Favorable findings of the review panel can be used as a basis to dismiss a claim against the physician. If a plaintiff pursues a case against a physician after a review panel finds in the physician’s favor and the physician subsequently wins the case, the plaintiff may be forced to pay for the physician’s costs and attorney’s fees.
Summary
Guidelines are created for many purposes. The intent of a guideline significantly affects whether the guideline will protect a physician against medical malpractice risk. Guidelines relating to payment issues should not be used for clinical or medicolegal purposes without strong clinical research supporting their conclusions. While clinical practice guidelines may be useful for both clinical and medicolegal purposes, the recommendations should be compared with current medical literature to determine whether the guidelines constitute appropriate medical care.
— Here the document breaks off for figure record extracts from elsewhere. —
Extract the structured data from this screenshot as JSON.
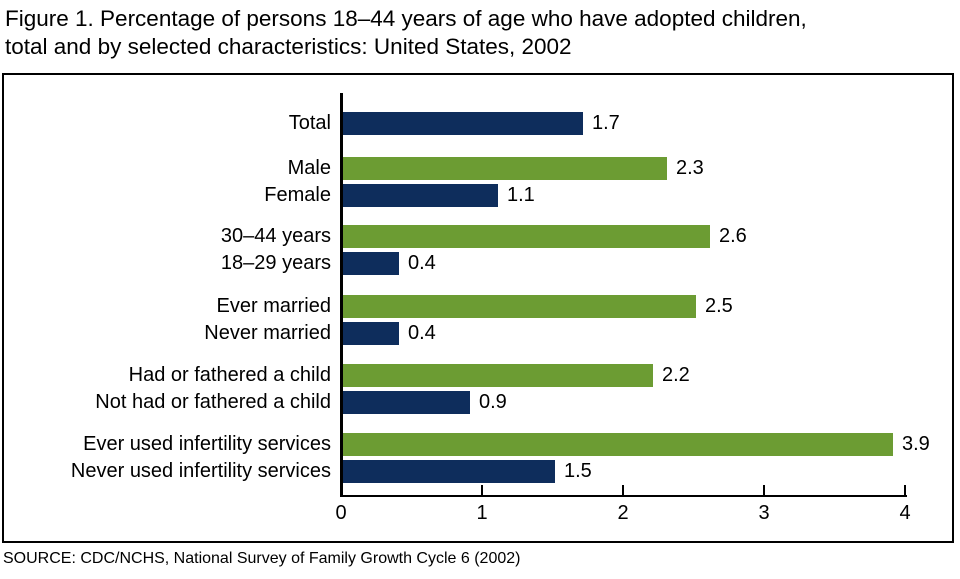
{
  "figure_title": {
    "lines": [
      "Figure 1. Percentage of persons 18–44 years of age who have adopted children,",
      "total and by selected characteristics: United States, 2002"
    ]
  },
  "source_note": "SOURCE: CDC/NCHS, National Survey of Family Growth Cycle 6 (2002)",
  "chart_data": {
    "type": "bar",
    "orientation": "horizontal",
    "title": "Figure 1. Percentage of persons 18–44 years of age who have adopted children, total and by selected characteristics: United States, 2002",
    "xlabel": "",
    "ylabel": "",
    "xlim": [
      0,
      4
    ],
    "xticks": [
      0,
      1,
      2,
      3,
      4
    ],
    "grid": false,
    "legend_position": "none",
    "value_labels_shown": true,
    "colors": {
      "navy": "#0E2D5C",
      "green": "#6C9C33"
    },
    "groups": [
      {
        "bars": [
          {
            "label": "Total",
            "value": 1.7,
            "color": "navy"
          }
        ]
      },
      {
        "bars": [
          {
            "label": "Male",
            "value": 2.3,
            "color": "green"
          },
          {
            "label": "Female",
            "value": 1.1,
            "color": "navy"
          }
        ]
      },
      {
        "bars": [
          {
            "label": "30–44 years",
            "value": 2.6,
            "color": "green"
          },
          {
            "label": "18–29 years",
            "value": 0.4,
            "color": "navy"
          }
        ]
      },
      {
        "bars": [
          {
            "label": "Ever married",
            "value": 2.5,
            "color": "green"
          },
          {
            "label": "Never married",
            "value": 0.4,
            "color": "navy"
          }
        ]
      },
      {
        "bars": [
          {
            "label": "Had or fathered a child",
            "value": 2.2,
            "color": "green"
          },
          {
            "label": "Not had or fathered a child",
            "value": 0.9,
            "color": "navy"
          }
        ]
      },
      {
        "bars": [
          {
            "label": "Ever used infertility services",
            "value": 3.9,
            "color": "green"
          },
          {
            "label": "Never used infertility services",
            "value": 1.5,
            "color": "navy"
          }
        ]
      }
    ]
  }
}
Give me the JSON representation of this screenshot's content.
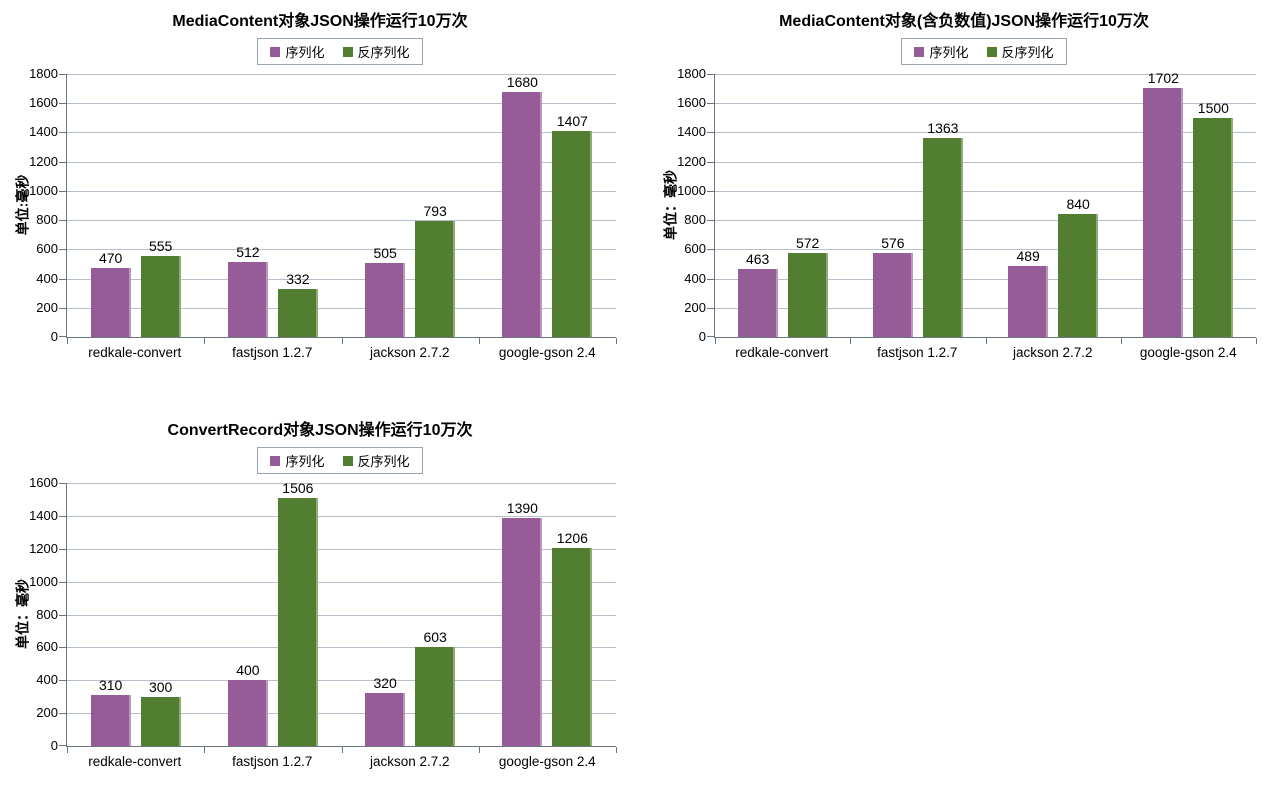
{
  "styles": {
    "background": "#ffffff",
    "grid_color": "#b7c0ca",
    "axis_color": "#6a7580",
    "text_color": "#000000",
    "legend_border_color": "#9aa5b2",
    "series_purple": "#955C98",
    "series_green": "#527E31"
  },
  "chart_data": [
    {
      "type": "bar",
      "title": "MediaContent对象JSON操作运行10万次",
      "ylabel": "单位:毫秒",
      "xlabel": "",
      "categories": [
        "redkale-convert",
        "fastjson 1.2.7",
        "jackson 2.7.2",
        "google-gson 2.4"
      ],
      "series": [
        {
          "name": "序列化",
          "color": "#955C98",
          "values": [
            470,
            512,
            505,
            1680
          ]
        },
        {
          "name": "反序列化",
          "color": "#527E31",
          "values": [
            555,
            332,
            793,
            1407
          ]
        }
      ],
      "ylim": [
        0,
        1800
      ],
      "ytick_step": 200,
      "grid": true,
      "legend_position": "top",
      "data_labels": true
    },
    {
      "type": "bar",
      "title": "MediaContent对象(含负数值)JSON操作运行10万次",
      "ylabel": "单位：毫秒",
      "xlabel": "",
      "categories": [
        "redkale-convert",
        "fastjson 1.2.7",
        "jackson 2.7.2",
        "google-gson 2.4"
      ],
      "series": [
        {
          "name": "序列化",
          "color": "#955C98",
          "values": [
            463,
            576,
            489,
            1702
          ]
        },
        {
          "name": "反序列化",
          "color": "#527E31",
          "values": [
            572,
            1363,
            840,
            1500
          ]
        }
      ],
      "ylim": [
        0,
        1800
      ],
      "ytick_step": 200,
      "grid": true,
      "legend_position": "top",
      "data_labels": true
    },
    {
      "type": "bar",
      "title": "ConvertRecord对象JSON操作运行10万次",
      "ylabel": "单位：毫秒",
      "xlabel": "",
      "categories": [
        "redkale-convert",
        "fastjson 1.2.7",
        "jackson 2.7.2",
        "google-gson 2.4"
      ],
      "series": [
        {
          "name": "序列化",
          "color": "#955C98",
          "values": [
            310,
            400,
            320,
            1390
          ]
        },
        {
          "name": "反序列化",
          "color": "#527E31",
          "values": [
            300,
            1506,
            603,
            1206
          ]
        }
      ],
      "ylim": [
        0,
        1600
      ],
      "ytick_step": 200,
      "grid": true,
      "legend_position": "top",
      "data_labels": true
    }
  ]
}
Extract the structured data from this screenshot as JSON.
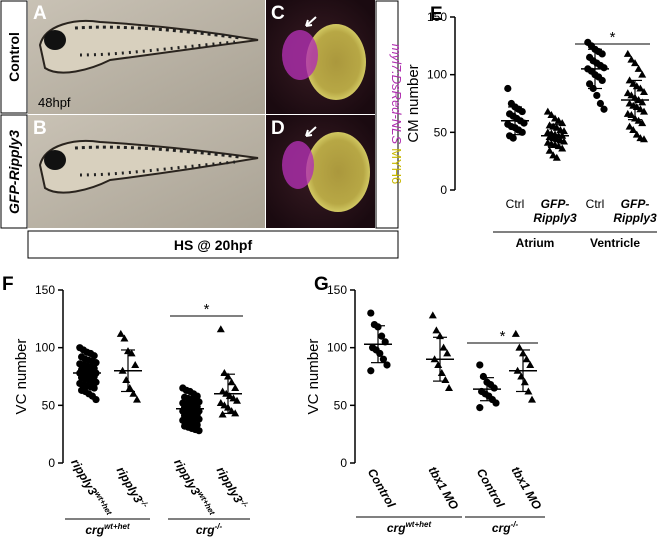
{
  "figure": {
    "panel_letters": [
      "A",
      "B",
      "C",
      "D",
      "E",
      "F",
      "G"
    ],
    "photo_labels": {
      "control": "Control",
      "gfp": "GFP-Ripply3",
      "stage": "48hpf",
      "heat_shock": "HS @ 20hpf",
      "marker_red": "myl7:DsRed-NLS",
      "marker_yellow": "MYH6"
    }
  },
  "chart_data": [
    {
      "type": "dot",
      "ylabel": "CM number",
      "ylim": [
        0,
        150
      ],
      "yticks": [
        0,
        50,
        100,
        150
      ],
      "categories": [
        [
          "Ctrl"
        ],
        [
          "GFP-",
          "Ripply3"
        ],
        [
          "Ctrl"
        ],
        [
          "GFP-",
          "Ripply3"
        ]
      ],
      "groups": [
        {
          "marker": "circle",
          "mean": 60,
          "sd": 12,
          "values": [
            88,
            75,
            72,
            70,
            68,
            66,
            64,
            62,
            60,
            58,
            57,
            55,
            54,
            52,
            50,
            47,
            45
          ]
        },
        {
          "marker": "triangle",
          "mean": 47,
          "sd": 10,
          "values": [
            68,
            65,
            62,
            60,
            58,
            56,
            55,
            54,
            52,
            51,
            50,
            49,
            48,
            47,
            47,
            46,
            45,
            44,
            43,
            42,
            41,
            40,
            39,
            38,
            36,
            34,
            30,
            28
          ]
        },
        {
          "marker": "circle",
          "mean": 105,
          "sd": 17,
          "values": [
            128,
            125,
            122,
            120,
            118,
            115,
            112,
            110,
            108,
            106,
            105,
            103,
            100,
            98,
            95,
            92,
            88,
            82,
            75,
            70
          ]
        },
        {
          "marker": "triangle",
          "mean": 78,
          "sd": 17,
          "values": [
            118,
            113,
            110,
            105,
            100,
            95,
            92,
            90,
            88,
            85,
            84,
            82,
            80,
            78,
            76,
            75,
            73,
            72,
            70,
            68,
            66,
            65,
            62,
            60,
            58,
            55,
            52,
            48,
            45,
            44
          ]
        }
      ],
      "brackets": [
        {
          "label": {
            "text": "Atrium"
          },
          "groups": [
            0,
            1
          ]
        },
        {
          "label": {
            "text": "Ventricle"
          },
          "groups": [
            2,
            3
          ]
        }
      ],
      "significance": {
        "label": "*",
        "groups": [
          2,
          3
        ]
      }
    },
    {
      "type": "dot",
      "ylabel": "VC number",
      "ylim": [
        0,
        150
      ],
      "yticks": [
        0,
        50,
        100,
        150
      ],
      "categories": [
        {
          "text": "ripply3",
          "sup": "wt+het"
        },
        {
          "text": "ripply3",
          "sup": "-/-"
        },
        {
          "text": "ripply3",
          "sup": "wt+het"
        },
        {
          "text": "ripply3",
          "sup": "-/-"
        }
      ],
      "groups": [
        {
          "marker": "circle",
          "mean": 78,
          "sd": 12,
          "values": [
            100,
            98,
            96,
            95,
            93,
            92,
            90,
            89,
            88,
            87,
            86,
            85,
            84,
            83,
            82,
            81,
            80,
            80,
            79,
            78,
            78,
            77,
            76,
            75,
            75,
            74,
            73,
            72,
            71,
            70,
            69,
            68,
            67,
            66,
            65,
            63,
            62,
            60,
            58,
            55
          ]
        },
        {
          "marker": "triangle",
          "mean": 80,
          "sd": 18,
          "values": [
            112,
            108,
            97,
            95,
            85,
            80,
            72,
            65,
            60,
            55
          ]
        },
        {
          "marker": "circle",
          "mean": 47,
          "sd": 10,
          "values": [
            65,
            63,
            62,
            60,
            58,
            57,
            56,
            55,
            54,
            53,
            52,
            51,
            50,
            50,
            49,
            48,
            48,
            47,
            46,
            45,
            45,
            44,
            43,
            42,
            42,
            41,
            40,
            40,
            39,
            38,
            37,
            36,
            35,
            34,
            33,
            32,
            31,
            30,
            29,
            28
          ]
        },
        {
          "marker": "triangle",
          "mean": 60,
          "sd": 17,
          "values": [
            116,
            78,
            75,
            70,
            65,
            62,
            60,
            58,
            56,
            54,
            52,
            50,
            48,
            45,
            43,
            42
          ]
        }
      ],
      "brackets": [
        {
          "label": {
            "text": "crg",
            "sup": "wt+het"
          },
          "groups": [
            0,
            1
          ]
        },
        {
          "label": {
            "text": "crg",
            "sup": "-/-"
          },
          "groups": [
            2,
            3
          ]
        }
      ],
      "significance": {
        "label": "*",
        "groups": [
          2,
          3
        ]
      }
    },
    {
      "type": "dot",
      "ylabel": "VC number",
      "ylim": [
        0,
        150
      ],
      "yticks": [
        0,
        50,
        100,
        150
      ],
      "categories": [
        {
          "text": "Control"
        },
        {
          "text": "tbx1 MO",
          "italic": true
        },
        {
          "text": "Control"
        },
        {
          "text": "tbx1 MO",
          "italic": true
        }
      ],
      "groups": [
        {
          "marker": "circle",
          "mean": 103,
          "sd": 16,
          "values": [
            130,
            120,
            118,
            110,
            105,
            100,
            98,
            95,
            90,
            85,
            80
          ]
        },
        {
          "marker": "triangle",
          "mean": 90,
          "sd": 19,
          "values": [
            128,
            115,
            110,
            100,
            95,
            90,
            85,
            78,
            72,
            65
          ]
        },
        {
          "marker": "circle",
          "mean": 64,
          "sd": 10,
          "values": [
            85,
            75,
            70,
            68,
            65,
            62,
            60,
            58,
            55,
            52,
            48
          ]
        },
        {
          "marker": "triangle",
          "mean": 80,
          "sd": 18,
          "values": [
            112,
            100,
            95,
            90,
            85,
            80,
            75,
            70,
            62,
            55
          ]
        }
      ],
      "brackets": [
        {
          "label": {
            "text": "crg",
            "sup": "wt+het"
          },
          "groups": [
            0,
            1
          ]
        },
        {
          "label": {
            "text": "crg",
            "sup": "-/-"
          },
          "groups": [
            2,
            3
          ]
        }
      ],
      "significance": {
        "label": "*",
        "groups": [
          2,
          3
        ]
      }
    }
  ]
}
Statutory guidelines and safe harbors significantly reduce a practitioner’s malpractice risk and also provide a strong deterrent to frivolous lawsuits. However, the decreased risk must be weighed against the inference of negligence that occurs if a statutory guideline is not followed, and against the potential transition of medical practice from a healing art to an exercise in checking all of the appropriate boxes to avoid liability.
The most judicious use of guidelines is to treat them as general outlines subject to change as our knowledge of medicine evolves, rather than as strict directives of medical diagnosis and management.